Cesar’s Collision Center

By Steve McLinden

Life keeps throwing Cesar Figueredo hardballs, and while he’s been knocked down repeatedly, the New Orleans body shop owner always bounces back, recommits himself to his faith and resolves to make the best of things.

Figueredo and his Mid-City New Orleans shop, Cesar’s Collision Center, survived Hurricane Katrina in 2005, despite the lack of flood insurance, and was among the first body shops to reopen after the massive storm that inundated most of the New Orleans area.

In 2010, at about the time the 17,000-square-foot shop, which Figueredo operated with his wife and other family members, was building its business back to normal, Louisiana officials came calling. The state, it seemed, needed his property on Roman Street, near the Superdome, to construct a new, state-of-the-art LSU medical center and teaching facility.

“They took it by eminent domain and for what they said was fair-market value, but in my book it wasn’t,” Figueredo said. “It didn’t reflect what we had done here for years. But I had no choice; we had to get out, and I had to find another shop.”

He found one, the spacious 31,000-square-foot former D&G Body Shop building at 1636 St. Roch Ave., also in the Mid-City neighborhood. D&G had closed after Katrina, in part due to storm and the death of its co-founder David Forsythe. D&G had taken on more than three feet of water, but some equipment was salvageable.

“It was a fixe-upper when I got it,” Figueredo said.

But there was another snag that Figueredo had to untangle before he could move ahead. The facility had lost its certificate of occupancy after years of sitting empty. Because it was situated in a residential neighborhood, the city wouldn’t grant him a new certificate without a zoning variance.

“So I had to go to the city council, and that took a couple months,” he said.

And if that wasn’t enough, Figueredo was served with divorce papers and reqiured to pay out half his operation’s assets at a time when he could least afford the capital.

“I got through it after countless sleepless nights,” he said. “I came to realize that God doesn’t give us more than we can handle.
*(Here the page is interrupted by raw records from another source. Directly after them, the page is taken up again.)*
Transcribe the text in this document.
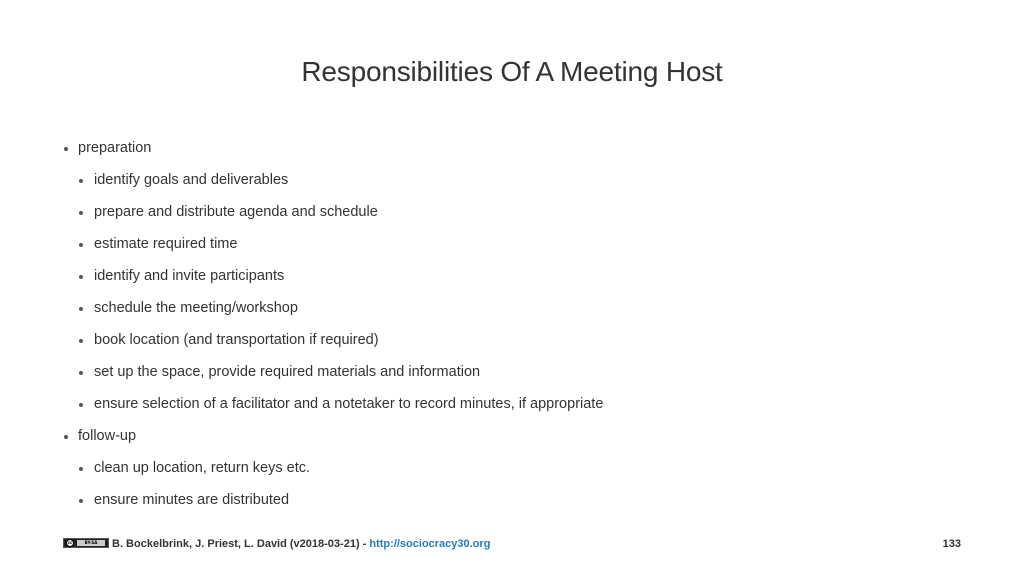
Responsibilities Of A Meeting Host
preparation
identify goals and deliverables
prepare and distribute agenda and schedule
estimate required time
identify and invite participants
schedule the meeting/workshop
book location (and transportation if required)
set up the space, provide required materials and information
ensure selection of a facilitator and a notetaker to record minutes, if appropriate
follow-up
clean up location, return keys etc.
ensure minutes are distributed
cc	BY-SA	B. Bockelbrink, J. Priest, L. David (v2018-03-21) - http://sociocracy30.org	133
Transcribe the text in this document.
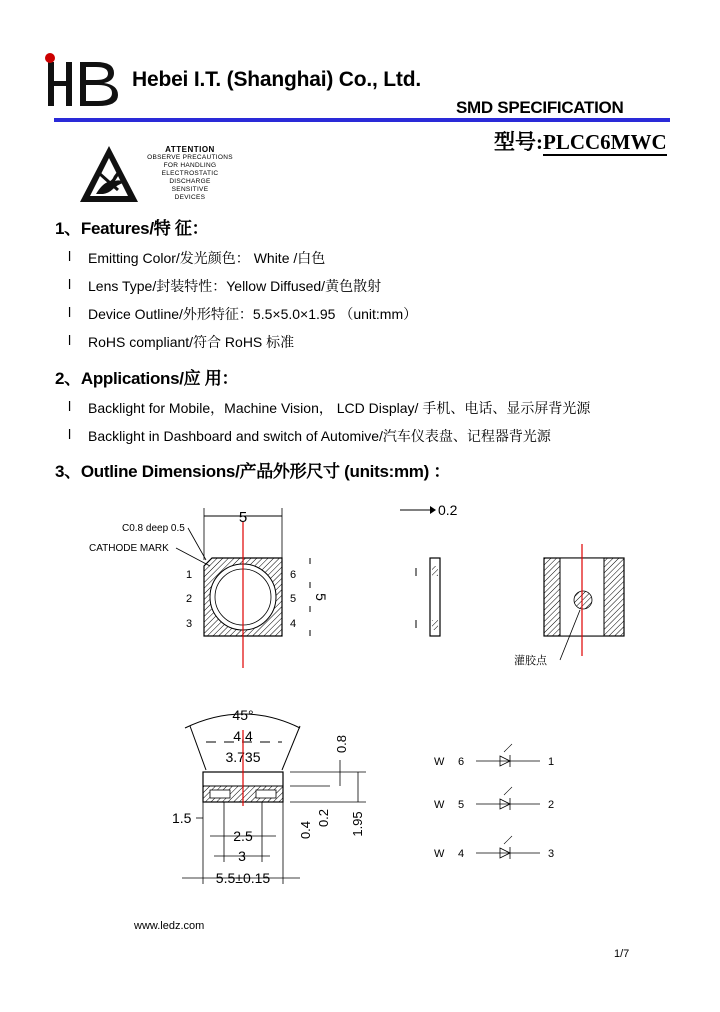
Hebei I.T. (Shanghai) Co., Ltd.
SMD SPECIFICATION
型号:PLCC6MWC
ATTENTION
OBSERVE PRECAUTIONS
FOR HANDLING
ELECTROSTATIC
DISCHARGE
SENSITIVE
DEVICES
1、Features/特 征：
l Emitting Color/发光颜色： White /白色
l Lens Type/封装特性：Yellow Diffused/黄色散射
l Device Outline/外形特征：5.5×5.0×1.95 （unit:mm）
l RoHS compliant/符合 RoHS 标准
2、Applications/应 用：
l Backlight for Mobile，Machine Vision， LCD Display/ 手机、电话、显示屏背光源
l Backlight in Dashboard and switch of Automive/汽车仪表盘、记程器背光源
3、Outline Dimensions/产品外形尺寸 (units:mm) ：
5
C0.8 deep 0.5
CATHODE MARK
1
2
3
6
5
4
5
0.2
灌胶点
45°
4.4
3.735
0.8
1.5
0.4
0.2 1.95
2.5
3
5.5±0.15
W 6	1
W 5	2
W 4	3
www.ledz.com
1/7
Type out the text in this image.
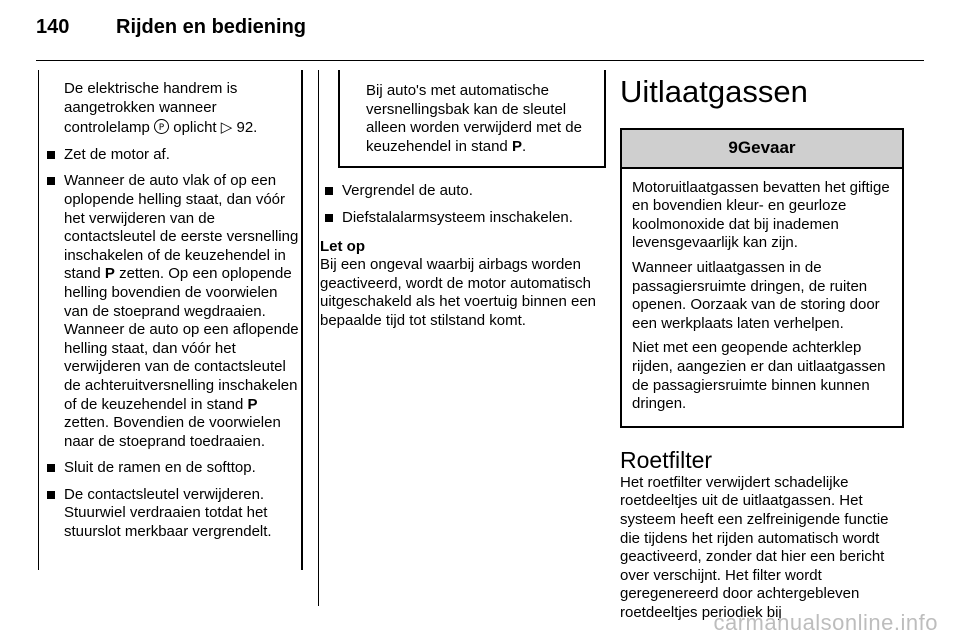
140 Rijden en bediening

De elektrische handrem is aangetrokken wanneer controlelamp P oplicht ▷ 92.

Zet de motor af.
Wanneer de auto vlak of op een oplopende helling staat, dan vóór het verwijderen van de contactsleutel de eerste versnelling inschakelen of de keuzehendel in stand P zetten. Op een oplopende helling bovendien de voorwielen van de stoeprand wegdraaien.

Wanneer de auto op een aflopende helling staat, dan vóór het verwijderen van de contactsleutel de achteruitversnelling inschakelen of de keuzehendel in stand P zetten. Bovendien de voorwielen naar de stoeprand toedraaien.

Sluit de ramen en de softtop.
De contactsleutel verwijderen. Stuurwiel verdraaien totdat het stuurslot merkbaar vergrendelt.
Bij auto's met automatische versnellingsbak kan de sleutel alleen worden verwijderd met de keuzehendel in stand P.
Vergrendel de auto.
Diefstalalarmsysteem inschakelen.
Let op
Bij een ongeval waarbij airbags worden geactiveerd, wordt de motor automatisch uitgeschakeld als het voertuig binnen een bepaalde tijd tot stilstand komt.
Uitlaatgassen
9Gevaar

Motoruitlaatgassen bevatten het giftige en bovendien kleur- en geurloze koolmonoxide dat bij inademen levensgevaarlijk kan zijn.

Wanneer uitlaatgassen in de passagiersruimte dringen, de ruiten openen. Oorzaak van de storing door een werkplaats laten verhelpen.

Niet met een geopende achterklep rijden, aangezien er dan uitlaatgassen de passagiersruimte binnen kunnen dringen.

Roetfilter

Het roetfilter verwijdert schadelijke roetdeeltjes uit de uitlaatgassen. Het systeem heeft een zelfreinigende functie die tijdens het rijden automatisch wordt geactiveerd, zonder dat hier een bericht over verschijnt. Het filter wordt geregenereerd door achtergebleven roetdeeltjes periodiek bij

carmanualsonline.info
He helps us handle what we’re given.”

Cesar’s offers full mechanic duties as well as body work and vehicle painting.

“That way, customers don’t have to take their cars to two different shops,” he said.

The shop draws clients from all over the area, ranging from executives to his Mid-City neighbors.

“One of my greatest joys is taking care of the customer,” he said.

The shop maintains an A-plus rating from the Better Business Bureau and typically draws rave reviews online.

“Cesar’s will give it to you straight,” wrote one customer on Google reviews. “No surprise fees, no technical jargon…just honest work that’s worth the cost.” Another commented: “These folks do great work and they’re affordable; I felt the whole time Cesar was trying to get the job done in a way that didn’t bust my wallet.”

Cesar’s, which Figueredo touts as “the cleanest shop in town,” employs a half dozen. While it doesn’t do direct-repair work, it maintains a solid working relationship with the major insurance companies and adjusters, said the owner. Mechanics are ASE-certified and technicians are I-CAR trained, Figueredo said. The shop is open 8 a.m. to 6 p.m., Monday through Friday, and offers a shuttle service for customers. Equipment includes 10 frame machines, two computerized-mixing spray booths, six ground-anchored grabbers and a wealth of other major tools.

Figueredo, 53, attended Delgado Trade School for mechanic’s training but went to work for a van shop and then a trailer company as a body man before taking a full-time job as a mechanic. However, the mechanic shop lacked ethics, which was a huge turn-off, he said.

“I really hated their dishonesty, and that’s when I decided to open my own place to treat people fairly,” Figueredo said.

In the early 1990’s, he opened a small, sign-less shop in a cramped uptown New Orleans two-stall garage.  He found himself slammed with work and soon expanded to seven stalls before moving to the Mid-City shop.

At times, Figueredo finds himself hearkening back to the bizarre scenes he confronted in Katrina’s aftermath at the old shop, which was only two years old when the storm hit. Martial law was still in force when Figueredo wound his way through receding side streets to recover three valuable assets — the watchdogs he left behind on the shop’s second floor. When he arrived, the dogs were extremely hungry but okay. The shop had only taken on two and a half feet of water, because it was perched a little higher than the rest of the neighborhood. However, a dozen customer cars were deemed total losses, fortunately covered by their owners’ insurance. Sadly, Figueredo’s own insurer had dropped coverage on him shortly before the storm.

He and two sons, Cesar Jr. and Angel, started the painful rehab work with limited resources and had to use a generator because the transformer across the street had blown. Figueredo would spend $25,000 from an SBA loan and more from his own coffers to reopen. Soon, however, business exploded as Cesar’s was one of only a few shops to reopen fairly quickly in the city.

While the struggles have obviously been many in his 34-year auto-repair career, Figueredo remains upbeat.